Die Seele des Feuers - 10
»Das stimmt. Snip spricht die Wahrheit.« Dalton Campbell schob sein Schwert in die Scheide zurück und lächelte. »Ich bin bereits jetzt stolz auf euch beide, ihr werdet es hier noch weit bringen. Ich weiß einfach, ihr werdet euch meines Vertrauens würdig erweisen.« »Jawohl, Sir«, meinte Snip. »Ihr könnt auf uns zählen.« Dalton Campbell legte Snip die eine Hand auf die Schulter, die andere Morley. »Also gut. Dann hört jetzt genau zu. «
»Da kommt sie«, flüsterte Morley Snip ins Ohr.
Snip blickte in die Richtung, in die sein Freund zeigte, und nickte. Morley entfernte sich und trat in den dunklen Schatten des offenen Lieferanteneingangs, während Snip hinter ein paar Fässern in Deckung ging, die neben der Laderampe aufgestapelt standen. Snip mußte daran denken, wie er Brownie vorhin mit dem Metzgerkarren auf der anderen Straßenseite hatte stehen sehen. Er wischte sich die Hände an seiner Hose ab. Es war ein ereignisreicher Tag gewesen.
Auf dem Weg hierher hatten sie darüber gesprochen, und Morley hatte die Sache ganz genauso gesehen. So sehr ihm beim Gedanken daran auch das Herz klopfte, er würde auf keinen Fall zulassen, daß Meister Campbells Vertrauen in ihn enttäuscht wurde. Morley dachte genauso.
Die Musik, die aus den offenen Fenstern auf der anderen Seite des Rasens schallte – Streicher, Bläser und eine Harfe –, erfüllte ihn mit Entschlossenheit und ließ seine Brust vor Stolz schwellen, daß er von Dalton Campbell auserwählt worden war.
Der Minister – der zukünftige Herrscher – mußte beschützt werden. Ruhig und mit leisen Schritten stieg sie die vier Stufen zur Laderampe hinauf. Sie sah sich im schwachen Licht um, reckte den Hals und spähte in die tiefen Schatten. Snip schluckte, als er bemerkte, wie gut sie aussah. Sie war älter, aber zweifellos ein Blickfang. Noch nie hatte er eine anderische Dame so ausgiebig angestarrt wie sie.

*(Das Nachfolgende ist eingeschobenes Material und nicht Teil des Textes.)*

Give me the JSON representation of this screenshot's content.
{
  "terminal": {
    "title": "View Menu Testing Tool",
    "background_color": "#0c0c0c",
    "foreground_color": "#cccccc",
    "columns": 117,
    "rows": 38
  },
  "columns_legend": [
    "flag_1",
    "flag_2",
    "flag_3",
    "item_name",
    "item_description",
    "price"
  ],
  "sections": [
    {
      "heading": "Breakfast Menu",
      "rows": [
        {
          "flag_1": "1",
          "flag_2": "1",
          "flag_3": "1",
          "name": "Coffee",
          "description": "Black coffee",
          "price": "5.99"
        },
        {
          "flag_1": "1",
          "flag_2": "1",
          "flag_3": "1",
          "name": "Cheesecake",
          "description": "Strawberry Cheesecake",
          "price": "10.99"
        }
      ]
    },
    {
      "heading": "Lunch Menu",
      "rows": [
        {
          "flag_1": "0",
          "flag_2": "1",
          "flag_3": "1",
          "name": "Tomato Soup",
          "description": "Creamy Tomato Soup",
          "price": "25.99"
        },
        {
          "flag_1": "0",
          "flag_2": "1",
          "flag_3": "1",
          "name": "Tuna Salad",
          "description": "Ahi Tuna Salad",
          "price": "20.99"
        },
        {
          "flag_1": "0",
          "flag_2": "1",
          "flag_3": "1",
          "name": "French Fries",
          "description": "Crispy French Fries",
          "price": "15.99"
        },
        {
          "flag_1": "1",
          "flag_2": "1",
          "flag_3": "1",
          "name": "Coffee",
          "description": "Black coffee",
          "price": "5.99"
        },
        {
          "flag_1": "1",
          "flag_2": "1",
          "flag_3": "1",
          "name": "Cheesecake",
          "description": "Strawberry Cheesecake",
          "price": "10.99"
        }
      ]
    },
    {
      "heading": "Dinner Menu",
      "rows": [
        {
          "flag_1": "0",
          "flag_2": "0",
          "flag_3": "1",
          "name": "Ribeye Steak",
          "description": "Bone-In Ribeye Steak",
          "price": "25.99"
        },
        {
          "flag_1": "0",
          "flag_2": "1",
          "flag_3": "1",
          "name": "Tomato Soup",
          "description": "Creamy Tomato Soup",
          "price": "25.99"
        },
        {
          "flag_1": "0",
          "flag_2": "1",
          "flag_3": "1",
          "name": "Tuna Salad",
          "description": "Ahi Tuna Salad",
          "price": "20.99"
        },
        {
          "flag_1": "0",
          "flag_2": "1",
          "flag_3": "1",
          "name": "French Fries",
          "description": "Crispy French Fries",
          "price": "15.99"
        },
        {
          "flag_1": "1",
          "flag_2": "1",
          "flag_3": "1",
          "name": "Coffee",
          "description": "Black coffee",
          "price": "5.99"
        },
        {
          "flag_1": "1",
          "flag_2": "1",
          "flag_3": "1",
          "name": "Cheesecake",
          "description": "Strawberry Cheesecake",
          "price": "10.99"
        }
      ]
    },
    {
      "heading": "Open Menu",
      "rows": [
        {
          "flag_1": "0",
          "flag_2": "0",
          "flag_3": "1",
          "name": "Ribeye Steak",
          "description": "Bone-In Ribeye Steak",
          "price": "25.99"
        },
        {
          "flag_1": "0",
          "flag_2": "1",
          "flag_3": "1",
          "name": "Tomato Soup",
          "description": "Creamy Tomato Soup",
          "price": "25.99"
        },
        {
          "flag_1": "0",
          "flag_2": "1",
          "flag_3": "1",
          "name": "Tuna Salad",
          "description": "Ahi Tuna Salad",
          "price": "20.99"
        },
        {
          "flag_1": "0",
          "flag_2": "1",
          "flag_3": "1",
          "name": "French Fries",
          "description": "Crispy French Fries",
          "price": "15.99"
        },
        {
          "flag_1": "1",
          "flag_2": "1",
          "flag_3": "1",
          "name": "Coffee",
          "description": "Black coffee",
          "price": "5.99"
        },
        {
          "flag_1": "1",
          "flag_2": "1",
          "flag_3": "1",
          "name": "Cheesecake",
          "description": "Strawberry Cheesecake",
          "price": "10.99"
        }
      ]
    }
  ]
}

Morley verstellte seine Stimme, damit sie tiefer und älter klang.
»Claudine Winthrop?«
Sie drehte sich erwartungsvoll zu Snips Freund um, der in dem dunklen Toreingang stand. »Ich bin Claudine Winthrop«, antwortete sie flüsternd. »Dann habt Ihr meine Nachricht also erhalten?«
»Ja«, antwortete Morley.
»Dem Schöpfer sei Dank. Direktor Linscott, ich muß unbedingt mit Euch über Minister Chanboor sprechen. Er beteuert, die Kultur Anderiths hochzuhalten, dabei gibt er das schlechteste Vorbild ab, das man sich auf seinem – oder irgendeinem anderen – Posten vorstellen kann. Bevor Ihr ihn als zukünftigen Herrscher in Betracht zieht, müßt Ihr unbedingt von seiner Verdorbenheit erfahren. Das Schwein hat mich mit Gewalt genommen – mich vergewaltigt. Aber das ist erst der Anfang, es kommt noch schlimmer. Um Eures Volkes willen, Ihr müßt mich anhören.«
Snip beobachtete, wie sie dastand, während das sanfte gelbliche Licht aus den Fenstern auf ihr hübsches Gesicht fiel. Dalton Campbell hatte nichts davon erwähnt, daß sie so hübsch aussah. Sie war natürlich älter und gehörte daher nicht zu den Frauen, die er normalerweise für hübsch halten würde. Es überraschte ihn, daß er eine so alte Frau – sie sah aus wie beinahe dreißig – anziehend fand. Langsam, lautlos, atmete er durch und versuchte, seinen Entschluß zu festigen. Trotzdem, er konnte nicht anders, er mußte ihr Kleid anstarren, ober besser, jene Partien, die es nicht bedeckte.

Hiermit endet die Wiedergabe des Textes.